The other day on Twitter I said this:
This is a topic I’ve briefly looked into in the past, and I’ve posted the results to Twitter, but I deleted all my old tweets at one point and that data is gone, so I figured I’d try to do some work on this question again, and this time I’d put the results somewhere that’s both more thorough and more permanent. It’s widely acknowledged, at least among people who follow hockey statistics, that goaltending performance is subject to a significant element of randomness. This has led some people, including myself, to argue that teams should try to limit their spending on goaltending, since one goalie would seem to be as likely as any other to get good results. In particular, I’ve argued some variation on “Nobody knows who the good goalies are” on many occasions.
If paying more money doesn’t actually get better results in net, then it’s pointless to have a highly priced goaltender, especially in a salary cap system where every dollar spent on one roster spot reduces the amount of money available for each other roster spot. To try to figure out if there’s any benefit to signing a highly priced goalie, the simplest solution is to compare goalie cap hits to goalie results and see what it looks like. So I’ve done that. Some brief notes on methodology before I get to the results.
Methodology
I’ve grabbed the salary cap hit and a variety of goalie stats for every goalie who played at least 30 games in the 2018-19 NHL season. I went back one year because I wanted to look at a season that wasn’t cut short by a pandemic. The 30 game mark doesn’t have anything particularly special about it, except that it seemed to strike a good balance between increasing the sample size of games (so as to not put too much emphasis on goalies who only played a few very good or very bad games) while also having a decent number of goalies in my results. I’ve excluded all goalies on entry level contracts, because what I want to know is whether GMs are paying the right goalies, and ELCs are strictly limited in the NHL’s collective bargaining agreement. I’ve only pulled data for two seasons (we’ll get to the second season in a minute), and there’s no methodological reason for that; it’s just very time-consuming to manually copy contract information from Cap Friendly. Other statistics were pulled from Natural Stat Trick (SV% and HDSV%) and Evolving Hockey (dFSV% and GSAx/60).
Results
The simplest test is whether goalie salary has any relationship to overall save percentage. And it turns out that it doesn’t.
In fact, counterintuitively, the relationship is slightly negative. I’ve also calculated the relationship for a few other stats, including High Danger SV%, delta Fenwick SV% (how much better a goalie did compared to what you would expect based on shot quality), and Goals Saved Above Expected per 60 minutes (another shot-quality adjusted metric). It turns out that the relationship between cap hit and all four of these statistics is slightly negative.
Stat | R |
---|---|
SV% | -0.18 |
HDSV% | -0.07 |
dFSV% | -0.15 |
GSAx/60 | -0.14 |
Hang on a second
But wait, that can’t possibly be right. You get better goaltending by spending less money? That’s when I realised I was making a crucial error. These results are suffering from survivorship bias.

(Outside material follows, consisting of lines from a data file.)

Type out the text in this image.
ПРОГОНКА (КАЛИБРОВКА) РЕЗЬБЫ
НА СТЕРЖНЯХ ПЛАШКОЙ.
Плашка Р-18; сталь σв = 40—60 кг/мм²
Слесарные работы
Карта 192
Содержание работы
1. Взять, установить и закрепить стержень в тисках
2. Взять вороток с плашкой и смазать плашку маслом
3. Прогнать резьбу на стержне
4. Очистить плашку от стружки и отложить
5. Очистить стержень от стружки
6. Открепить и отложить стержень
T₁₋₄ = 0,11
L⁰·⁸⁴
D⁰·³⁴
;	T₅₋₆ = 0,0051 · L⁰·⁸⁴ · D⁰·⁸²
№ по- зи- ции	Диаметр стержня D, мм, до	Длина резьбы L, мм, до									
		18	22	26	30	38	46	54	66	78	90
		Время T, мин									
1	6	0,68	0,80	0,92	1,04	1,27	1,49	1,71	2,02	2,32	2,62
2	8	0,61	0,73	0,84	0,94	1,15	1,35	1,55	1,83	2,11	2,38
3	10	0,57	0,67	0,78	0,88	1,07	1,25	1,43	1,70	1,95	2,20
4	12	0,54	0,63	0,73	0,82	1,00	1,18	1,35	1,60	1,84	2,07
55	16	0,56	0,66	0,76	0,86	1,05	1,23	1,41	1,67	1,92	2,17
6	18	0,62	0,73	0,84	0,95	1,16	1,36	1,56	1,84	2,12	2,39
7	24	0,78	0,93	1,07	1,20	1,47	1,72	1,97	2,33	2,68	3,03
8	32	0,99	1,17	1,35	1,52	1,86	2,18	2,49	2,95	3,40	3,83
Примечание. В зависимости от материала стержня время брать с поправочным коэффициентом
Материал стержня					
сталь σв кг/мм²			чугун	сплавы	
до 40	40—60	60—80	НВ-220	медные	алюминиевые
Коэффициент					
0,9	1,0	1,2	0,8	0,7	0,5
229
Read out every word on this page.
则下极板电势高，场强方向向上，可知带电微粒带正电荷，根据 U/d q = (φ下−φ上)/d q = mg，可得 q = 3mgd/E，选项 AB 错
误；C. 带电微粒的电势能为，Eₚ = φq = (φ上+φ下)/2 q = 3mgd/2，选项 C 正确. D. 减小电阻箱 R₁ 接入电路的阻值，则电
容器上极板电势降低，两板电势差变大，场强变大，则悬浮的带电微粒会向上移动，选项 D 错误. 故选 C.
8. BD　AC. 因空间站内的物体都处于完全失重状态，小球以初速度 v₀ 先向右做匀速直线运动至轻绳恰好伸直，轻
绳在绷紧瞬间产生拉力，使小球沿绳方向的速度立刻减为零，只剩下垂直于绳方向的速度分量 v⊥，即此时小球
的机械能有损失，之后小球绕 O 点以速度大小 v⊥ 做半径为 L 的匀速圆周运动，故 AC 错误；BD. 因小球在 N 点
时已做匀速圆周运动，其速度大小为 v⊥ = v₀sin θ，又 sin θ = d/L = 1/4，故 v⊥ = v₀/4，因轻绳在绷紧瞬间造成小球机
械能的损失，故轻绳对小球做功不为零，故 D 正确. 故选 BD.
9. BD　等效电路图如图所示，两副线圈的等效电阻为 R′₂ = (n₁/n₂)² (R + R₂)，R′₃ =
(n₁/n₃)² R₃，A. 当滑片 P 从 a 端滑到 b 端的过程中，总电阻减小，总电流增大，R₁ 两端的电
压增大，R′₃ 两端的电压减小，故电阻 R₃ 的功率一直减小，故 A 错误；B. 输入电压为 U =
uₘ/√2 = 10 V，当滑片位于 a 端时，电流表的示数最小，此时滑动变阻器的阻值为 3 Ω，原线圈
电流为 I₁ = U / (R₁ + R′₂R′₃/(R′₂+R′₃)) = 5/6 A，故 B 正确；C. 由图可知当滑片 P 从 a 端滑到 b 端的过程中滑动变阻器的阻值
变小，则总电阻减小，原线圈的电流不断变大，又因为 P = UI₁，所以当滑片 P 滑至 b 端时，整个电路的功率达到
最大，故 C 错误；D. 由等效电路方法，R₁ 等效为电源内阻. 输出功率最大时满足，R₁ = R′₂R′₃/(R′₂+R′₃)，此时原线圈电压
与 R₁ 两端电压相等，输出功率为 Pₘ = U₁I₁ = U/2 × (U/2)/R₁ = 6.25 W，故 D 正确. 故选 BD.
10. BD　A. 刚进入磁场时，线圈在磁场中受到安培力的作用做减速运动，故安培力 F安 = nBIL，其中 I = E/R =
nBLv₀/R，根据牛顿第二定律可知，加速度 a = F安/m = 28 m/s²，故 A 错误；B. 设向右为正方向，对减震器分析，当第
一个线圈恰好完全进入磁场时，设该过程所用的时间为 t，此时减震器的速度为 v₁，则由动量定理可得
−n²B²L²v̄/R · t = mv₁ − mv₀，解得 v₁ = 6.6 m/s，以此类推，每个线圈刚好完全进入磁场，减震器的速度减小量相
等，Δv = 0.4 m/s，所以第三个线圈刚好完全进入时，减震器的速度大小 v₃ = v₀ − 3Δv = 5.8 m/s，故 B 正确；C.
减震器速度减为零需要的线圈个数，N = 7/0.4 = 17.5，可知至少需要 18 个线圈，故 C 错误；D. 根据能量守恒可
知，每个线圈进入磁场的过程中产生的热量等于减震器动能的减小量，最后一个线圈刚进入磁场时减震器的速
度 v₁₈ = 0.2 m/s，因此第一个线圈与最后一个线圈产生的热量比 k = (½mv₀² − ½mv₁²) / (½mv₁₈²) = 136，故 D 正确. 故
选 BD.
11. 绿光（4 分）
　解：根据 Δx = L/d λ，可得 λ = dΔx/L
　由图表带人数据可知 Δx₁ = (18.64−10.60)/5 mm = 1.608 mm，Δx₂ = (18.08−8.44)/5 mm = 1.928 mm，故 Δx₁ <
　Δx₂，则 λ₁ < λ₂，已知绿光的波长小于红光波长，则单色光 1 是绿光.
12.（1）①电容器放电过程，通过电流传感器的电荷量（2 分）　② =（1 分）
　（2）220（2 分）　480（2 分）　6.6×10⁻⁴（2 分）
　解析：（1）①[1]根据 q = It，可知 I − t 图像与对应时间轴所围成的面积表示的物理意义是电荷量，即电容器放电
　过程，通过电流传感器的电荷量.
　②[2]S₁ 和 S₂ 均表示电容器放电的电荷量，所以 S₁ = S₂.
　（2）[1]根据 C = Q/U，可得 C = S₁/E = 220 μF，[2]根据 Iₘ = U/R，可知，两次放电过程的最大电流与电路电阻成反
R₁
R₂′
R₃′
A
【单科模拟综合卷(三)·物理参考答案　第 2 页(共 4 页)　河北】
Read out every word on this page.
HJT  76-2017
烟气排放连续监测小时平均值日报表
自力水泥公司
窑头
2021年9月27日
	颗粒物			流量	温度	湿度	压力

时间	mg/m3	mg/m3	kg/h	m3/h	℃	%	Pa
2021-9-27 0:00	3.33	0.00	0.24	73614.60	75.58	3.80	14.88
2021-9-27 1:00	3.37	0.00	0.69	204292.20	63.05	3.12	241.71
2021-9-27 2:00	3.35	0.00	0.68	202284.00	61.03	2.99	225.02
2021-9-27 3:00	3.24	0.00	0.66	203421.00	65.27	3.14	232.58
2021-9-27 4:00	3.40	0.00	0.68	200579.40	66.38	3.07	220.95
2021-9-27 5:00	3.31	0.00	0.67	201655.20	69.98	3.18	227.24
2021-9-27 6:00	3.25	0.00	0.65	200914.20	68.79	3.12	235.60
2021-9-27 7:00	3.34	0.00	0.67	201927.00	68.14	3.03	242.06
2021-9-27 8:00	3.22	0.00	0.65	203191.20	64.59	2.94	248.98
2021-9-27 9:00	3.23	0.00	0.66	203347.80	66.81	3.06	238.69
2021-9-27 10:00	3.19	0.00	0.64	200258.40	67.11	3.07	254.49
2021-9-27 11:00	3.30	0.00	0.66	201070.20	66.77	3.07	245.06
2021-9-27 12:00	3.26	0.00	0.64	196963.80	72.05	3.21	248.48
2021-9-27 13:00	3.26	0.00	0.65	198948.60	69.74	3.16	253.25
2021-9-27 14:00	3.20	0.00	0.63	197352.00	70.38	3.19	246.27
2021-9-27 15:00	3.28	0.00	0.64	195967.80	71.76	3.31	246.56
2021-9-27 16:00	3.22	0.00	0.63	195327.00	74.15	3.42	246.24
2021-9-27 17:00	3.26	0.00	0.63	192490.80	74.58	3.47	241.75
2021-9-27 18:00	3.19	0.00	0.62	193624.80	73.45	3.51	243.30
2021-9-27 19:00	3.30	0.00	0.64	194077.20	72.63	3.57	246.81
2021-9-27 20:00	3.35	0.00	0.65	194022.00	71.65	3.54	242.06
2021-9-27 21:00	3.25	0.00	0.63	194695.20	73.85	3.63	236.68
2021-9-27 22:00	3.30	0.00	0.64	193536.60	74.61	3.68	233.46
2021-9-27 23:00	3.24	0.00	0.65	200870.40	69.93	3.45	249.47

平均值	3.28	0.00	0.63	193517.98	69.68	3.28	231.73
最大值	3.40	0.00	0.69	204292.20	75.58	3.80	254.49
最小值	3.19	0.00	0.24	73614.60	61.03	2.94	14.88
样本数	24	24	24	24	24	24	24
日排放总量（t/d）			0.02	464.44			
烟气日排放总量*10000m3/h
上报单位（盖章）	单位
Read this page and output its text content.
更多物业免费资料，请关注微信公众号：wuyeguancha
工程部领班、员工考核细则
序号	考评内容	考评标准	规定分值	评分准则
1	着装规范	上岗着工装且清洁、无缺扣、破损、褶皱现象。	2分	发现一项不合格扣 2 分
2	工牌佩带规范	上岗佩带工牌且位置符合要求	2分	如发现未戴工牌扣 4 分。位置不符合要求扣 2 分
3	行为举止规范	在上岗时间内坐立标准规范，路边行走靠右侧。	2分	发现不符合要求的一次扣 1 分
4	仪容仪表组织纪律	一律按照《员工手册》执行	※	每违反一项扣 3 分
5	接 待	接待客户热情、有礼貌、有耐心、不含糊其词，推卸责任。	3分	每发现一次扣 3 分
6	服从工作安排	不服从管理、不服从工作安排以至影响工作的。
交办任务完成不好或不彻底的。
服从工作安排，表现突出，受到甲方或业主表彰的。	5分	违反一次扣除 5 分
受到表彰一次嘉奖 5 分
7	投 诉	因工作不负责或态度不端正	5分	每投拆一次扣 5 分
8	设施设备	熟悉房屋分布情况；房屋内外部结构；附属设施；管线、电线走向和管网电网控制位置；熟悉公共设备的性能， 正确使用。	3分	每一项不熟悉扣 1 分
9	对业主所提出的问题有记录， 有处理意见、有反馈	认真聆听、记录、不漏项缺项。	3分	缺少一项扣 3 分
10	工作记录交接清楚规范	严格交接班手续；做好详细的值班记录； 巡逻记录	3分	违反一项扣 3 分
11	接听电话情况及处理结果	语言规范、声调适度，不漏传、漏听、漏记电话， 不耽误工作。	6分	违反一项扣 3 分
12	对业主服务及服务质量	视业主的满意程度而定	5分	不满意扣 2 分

Survivorship bias is a huge problem in evaluating goalies. The crux of it is this: if a goalie’s first handful of games in the NHL are bad, he’s unlikely to get enough chances to show that he’s good enough to stick around. Conversely, if a goalie starts off his career on a hot streak, it can take a while for his numbers to come back to Earth even if he doesn’t keep the hot streak going, and coaches will give him many more chances to prove himself. So what I’ve captured here isn’t that cheaper goalies are better, it’s that the only cheap goalies who manage to stick around for 30 games are the ones who start off on a hot streak.
Thankfully, I think I’ve come up with a better method that will account for that.
Attempt #2
Having identified the problem, how can we fix it? My solution was to expand the time frame and look at two years of results. Because we want to know whether goalies provide better performance after signing a contract, I’ve cut out every goalie from the first group who was not playing under the same contract the previous season (2017-18). This has unfortunately cut the sample size in half (from 45 goalies to 27), but it largely eliminates the problem of goalies coming in on a hot streak that may not represent their true talent.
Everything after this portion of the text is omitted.